Auch jetzt stand sie müßig am Fenster und sah durch das verblühte Weinlaub, das sich um das kleine Haus des Kapitäns Daniel Lauritz rankte, auf das Meer hinaus.
Der schrille Schrei einer Schiffssirene zerriß die Stille, und das Mädchen fuhr zusammen. Sie hatte keine Zeit, untätig hier zu stehen. Am nächsten Tag wollte ihr Vater von langer Fahrt nach Hause kommen, und sie mußte noch sehr viel tun, um alles für seinen festlichen Empfang vorzubereiten.
Eilig nahm sie das Staubtuch wieder auf und begann, die Vitrine zu polieren, in der der Kapitän Daniel Lauritz wahre Prachtstücke von selbstgebastelten Segelschiffen verwahrte. Sie betrachtete das schönste Exemplar, das die getreue Nachbildung des Schulschiffes war, auf dem Kapitän Daniel Lauritz Seekadett gewesen war. Dann griff Gabriele nach dem Bild des Vaters. Es zeigte einen grauhaarigen Mann mit kühnem Profil und furchtlosen Augen.
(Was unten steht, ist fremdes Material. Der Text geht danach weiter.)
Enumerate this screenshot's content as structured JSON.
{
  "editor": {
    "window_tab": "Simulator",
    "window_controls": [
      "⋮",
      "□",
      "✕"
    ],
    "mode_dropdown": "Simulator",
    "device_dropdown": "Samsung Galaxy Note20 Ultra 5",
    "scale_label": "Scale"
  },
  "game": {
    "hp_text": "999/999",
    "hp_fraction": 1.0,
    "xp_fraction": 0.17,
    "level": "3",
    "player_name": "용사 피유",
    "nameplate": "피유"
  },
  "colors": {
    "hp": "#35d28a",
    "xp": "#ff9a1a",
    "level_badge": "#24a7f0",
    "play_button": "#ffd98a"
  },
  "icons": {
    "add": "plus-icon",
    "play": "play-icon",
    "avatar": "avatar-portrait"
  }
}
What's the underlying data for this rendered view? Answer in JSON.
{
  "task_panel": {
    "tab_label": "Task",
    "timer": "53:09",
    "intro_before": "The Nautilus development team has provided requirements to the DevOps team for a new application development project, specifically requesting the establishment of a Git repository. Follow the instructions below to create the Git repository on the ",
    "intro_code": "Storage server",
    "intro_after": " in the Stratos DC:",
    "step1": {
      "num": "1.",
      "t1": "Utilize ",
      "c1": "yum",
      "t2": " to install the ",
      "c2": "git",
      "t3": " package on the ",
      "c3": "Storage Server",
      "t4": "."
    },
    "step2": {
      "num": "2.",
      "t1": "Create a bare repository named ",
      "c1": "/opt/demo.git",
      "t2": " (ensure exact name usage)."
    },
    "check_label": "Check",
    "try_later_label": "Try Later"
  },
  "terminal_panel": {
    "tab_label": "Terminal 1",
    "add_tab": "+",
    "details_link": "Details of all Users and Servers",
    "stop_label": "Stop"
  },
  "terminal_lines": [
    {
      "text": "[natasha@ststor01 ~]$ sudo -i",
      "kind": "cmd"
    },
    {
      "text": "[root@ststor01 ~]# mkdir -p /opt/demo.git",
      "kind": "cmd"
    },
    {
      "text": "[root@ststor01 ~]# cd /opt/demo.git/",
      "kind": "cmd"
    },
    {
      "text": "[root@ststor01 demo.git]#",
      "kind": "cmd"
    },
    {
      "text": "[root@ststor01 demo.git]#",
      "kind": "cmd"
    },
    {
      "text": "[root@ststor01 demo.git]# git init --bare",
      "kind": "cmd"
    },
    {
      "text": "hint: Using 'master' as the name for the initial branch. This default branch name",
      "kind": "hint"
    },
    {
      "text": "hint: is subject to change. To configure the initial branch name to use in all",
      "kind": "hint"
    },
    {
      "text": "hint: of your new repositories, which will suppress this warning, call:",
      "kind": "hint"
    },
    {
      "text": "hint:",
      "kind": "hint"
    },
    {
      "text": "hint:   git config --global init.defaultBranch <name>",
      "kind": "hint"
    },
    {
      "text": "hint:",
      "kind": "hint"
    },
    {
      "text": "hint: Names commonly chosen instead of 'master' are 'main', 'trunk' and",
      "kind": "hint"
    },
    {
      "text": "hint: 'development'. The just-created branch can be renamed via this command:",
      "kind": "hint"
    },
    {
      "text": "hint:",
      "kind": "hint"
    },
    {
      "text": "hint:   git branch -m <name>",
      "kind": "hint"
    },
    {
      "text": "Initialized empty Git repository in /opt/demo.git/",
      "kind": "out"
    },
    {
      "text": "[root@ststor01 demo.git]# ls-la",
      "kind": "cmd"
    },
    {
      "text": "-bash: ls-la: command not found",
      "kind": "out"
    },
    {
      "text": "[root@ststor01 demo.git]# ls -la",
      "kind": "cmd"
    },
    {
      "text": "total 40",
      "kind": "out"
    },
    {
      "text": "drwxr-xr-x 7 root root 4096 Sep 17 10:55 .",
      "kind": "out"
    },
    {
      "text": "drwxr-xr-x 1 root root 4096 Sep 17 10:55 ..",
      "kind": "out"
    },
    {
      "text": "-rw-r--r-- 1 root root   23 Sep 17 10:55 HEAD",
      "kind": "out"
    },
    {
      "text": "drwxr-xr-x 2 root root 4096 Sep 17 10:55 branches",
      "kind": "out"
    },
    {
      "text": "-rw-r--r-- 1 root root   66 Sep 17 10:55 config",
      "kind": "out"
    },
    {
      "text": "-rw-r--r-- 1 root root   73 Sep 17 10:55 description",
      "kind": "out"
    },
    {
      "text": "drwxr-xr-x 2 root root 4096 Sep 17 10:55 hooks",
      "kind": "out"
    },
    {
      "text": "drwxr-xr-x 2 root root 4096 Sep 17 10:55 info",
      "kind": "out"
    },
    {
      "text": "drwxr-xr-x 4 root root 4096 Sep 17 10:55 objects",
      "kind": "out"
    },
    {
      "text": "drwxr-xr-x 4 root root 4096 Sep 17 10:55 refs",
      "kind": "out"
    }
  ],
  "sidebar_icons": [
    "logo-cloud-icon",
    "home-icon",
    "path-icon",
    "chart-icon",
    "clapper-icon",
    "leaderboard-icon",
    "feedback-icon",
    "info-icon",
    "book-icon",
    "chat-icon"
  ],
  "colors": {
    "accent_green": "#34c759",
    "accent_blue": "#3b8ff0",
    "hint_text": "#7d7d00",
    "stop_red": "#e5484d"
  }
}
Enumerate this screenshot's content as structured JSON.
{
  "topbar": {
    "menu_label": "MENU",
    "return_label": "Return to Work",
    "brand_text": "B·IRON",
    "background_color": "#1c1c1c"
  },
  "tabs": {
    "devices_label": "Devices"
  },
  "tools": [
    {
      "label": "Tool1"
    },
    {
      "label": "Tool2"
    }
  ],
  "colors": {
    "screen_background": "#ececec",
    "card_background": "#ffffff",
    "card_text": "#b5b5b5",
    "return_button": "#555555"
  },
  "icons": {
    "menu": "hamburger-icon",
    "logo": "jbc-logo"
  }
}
Eigentlich ist es merkwürdig, dachte Gabriele, während sie den silbernen Rahmen des Fotos blankrieb, daß ich Papa überhaupt nicht ähnlich sehe. Er war früher einmal blond, und ich bin dunkelhaarig. Er hat blaue Augen, aber die meinen sind schwarz. Überhaupt finde ich nicht die kleinste Kleinigkeit, in der wir uns äußerlich gleichen. Wahrscheinlich bin ich ganz nach meiner Mutter geartet.
Die Tatsache, daß sie ihre Mutter nie gekannt hatte, war Gabrieles großes Herzeleid. Insgeheim träumte sie stets davon, wie schön es sein müsse, eine Mutter zu haben, und sie beneidete jeden glühend, der noch eine Mutter besaß. Sie hatte nur Tante Berti, die Schwester ihres Vaters, die das Hauswesen versorgte. Freundinnen hatte Gabriele nicht. Sie war schon als Kind zu verschlossen und zurückhaltend gewesen, um Freundschaften zu schließen, und nun stand sie mit ihren zweiundzwanzig Jahren ziemlich allein.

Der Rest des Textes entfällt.